Saturday, October 03, 2009

Charter Schools and Unlikely Ally for Strickland

Interesting post last week on Flypaper, the blog of the Fordham Foundation, a free-market oriented, pro-charters think tank with roots in Dayton. They propose some logrolling regarding Gov. Strickland's proposal to freeze the tax cut for a year. As FP correctly notes, a ten percent cut in ed. funding would devastate Ohio charters.

The proposal is to get charter backing for the tax plan in exchange for passing/signing a Husted bill poking holes in the current charter moratorium. FB says it would allow sponsors of "high-performing" charter schools to set up new schools.

To the extent this is a real trial balloon it's something worth considering. Recall that the charter industry ran attack ads against certain legislators deemed unfriendly during the budget battle. Having the charter industry as an ally, however temporary, would be a help at a time when friends are hard to come by.

I'd be all for a little legislative logrolling, but the Husted bill has serious flaws. First off, in addition to allowing new brick-and-mortar charters the bill would also lift the lid on more e-schools. Just because. Of course the fact that eschools make tons of money despite poor performance might have something to do with it.
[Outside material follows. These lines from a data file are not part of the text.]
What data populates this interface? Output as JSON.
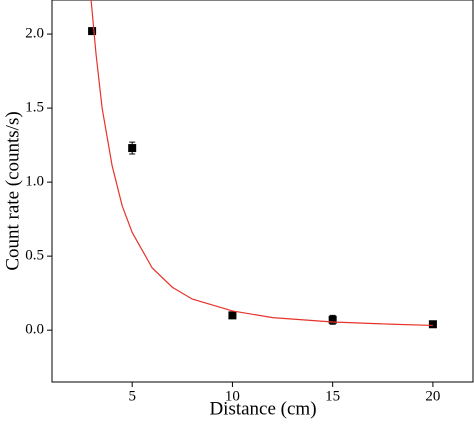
{
  "chart_data": {
    "type": "scatter",
    "xlabel": "Distance (cm)",
    "ylabel": "Count rate (counts/s)",
    "xlim": [
      1,
      22
    ],
    "ylim": [
      -0.35,
      2.23
    ],
    "xticks": [
      5,
      10,
      15,
      20
    ],
    "yticks": [
      {
        "value": 0,
        "label": "0.0"
      },
      {
        "value": 0.5,
        "label": "0.5"
      },
      {
        "value": 1,
        "label": "1.0"
      },
      {
        "value": 1.5,
        "label": "1.5"
      },
      {
        "value": 2,
        "label": "2.0"
      }
    ],
    "series": [
      {
        "kind": "points",
        "color": "#000000",
        "x": [
          3,
          5,
          10,
          15,
          20
        ],
        "values": [
          2.02,
          1.23,
          0.1,
          0.07,
          0.04
        ],
        "errors": [
          0.01,
          0.04,
          0.01,
          0.03,
          0.01
        ]
      },
      {
        "kind": "line",
        "color": "#e8332a",
        "x": [
          2.95,
          3.2,
          3.5,
          4,
          4.5,
          5,
          6,
          7,
          8,
          10,
          12,
          15,
          18,
          20
        ],
        "values": [
          2.23,
          1.86,
          1.5,
          1.11,
          0.84,
          0.66,
          0.42,
          0.29,
          0.21,
          0.13,
          0.085,
          0.055,
          0.04,
          0.032
        ]
      }
    ]
  }
}
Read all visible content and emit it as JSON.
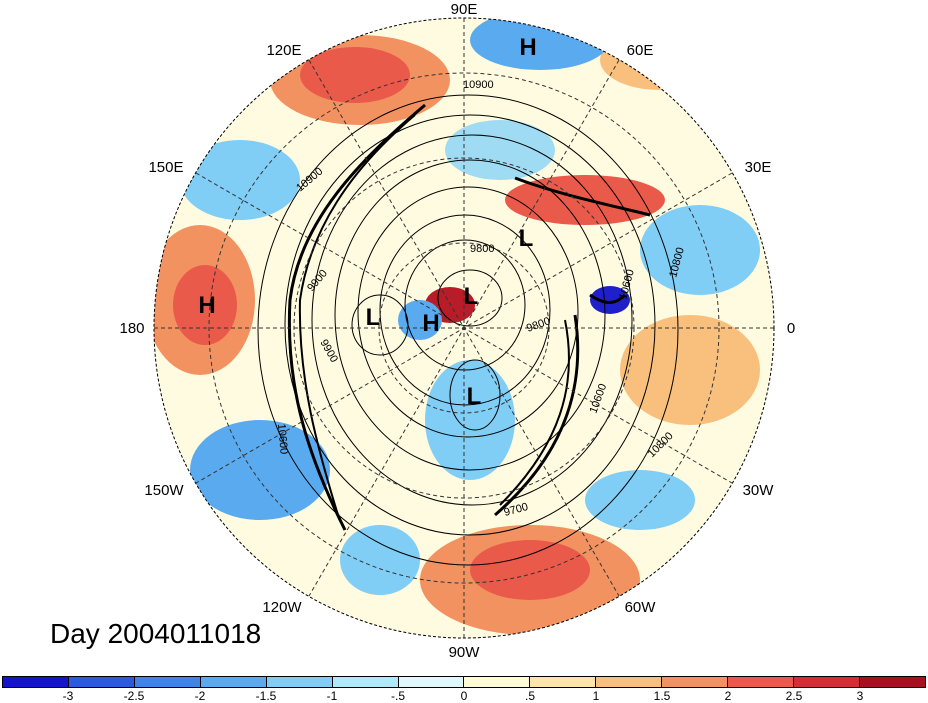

As for the brick-and-mortar provisions, they need to be tightened up. The current language would set the threshold at having schools in continuous improvement. That's hardly high performing. And a sponsor can open new schools for each schoolin continuious improvement, regardless of the shape of its overall portfolio. 100 school in Academic Watch and 2 in continuous improvement? No problem, open two more. Much better would be to allow only those sponsors with a generally clean bill to open new schools.

But the thought by Fordham is a nice one. The post as a whole has predictable snark coming from a Republican-leaning outfit -- it's not a tax hike if taxes don't go up and saying the fiscal crisis is Strickland's fault is laughable. But all that said, Strickland will need all the help he can get to make this work. If the charter honks are willing to reach across the aisle, it's at least worth a listen.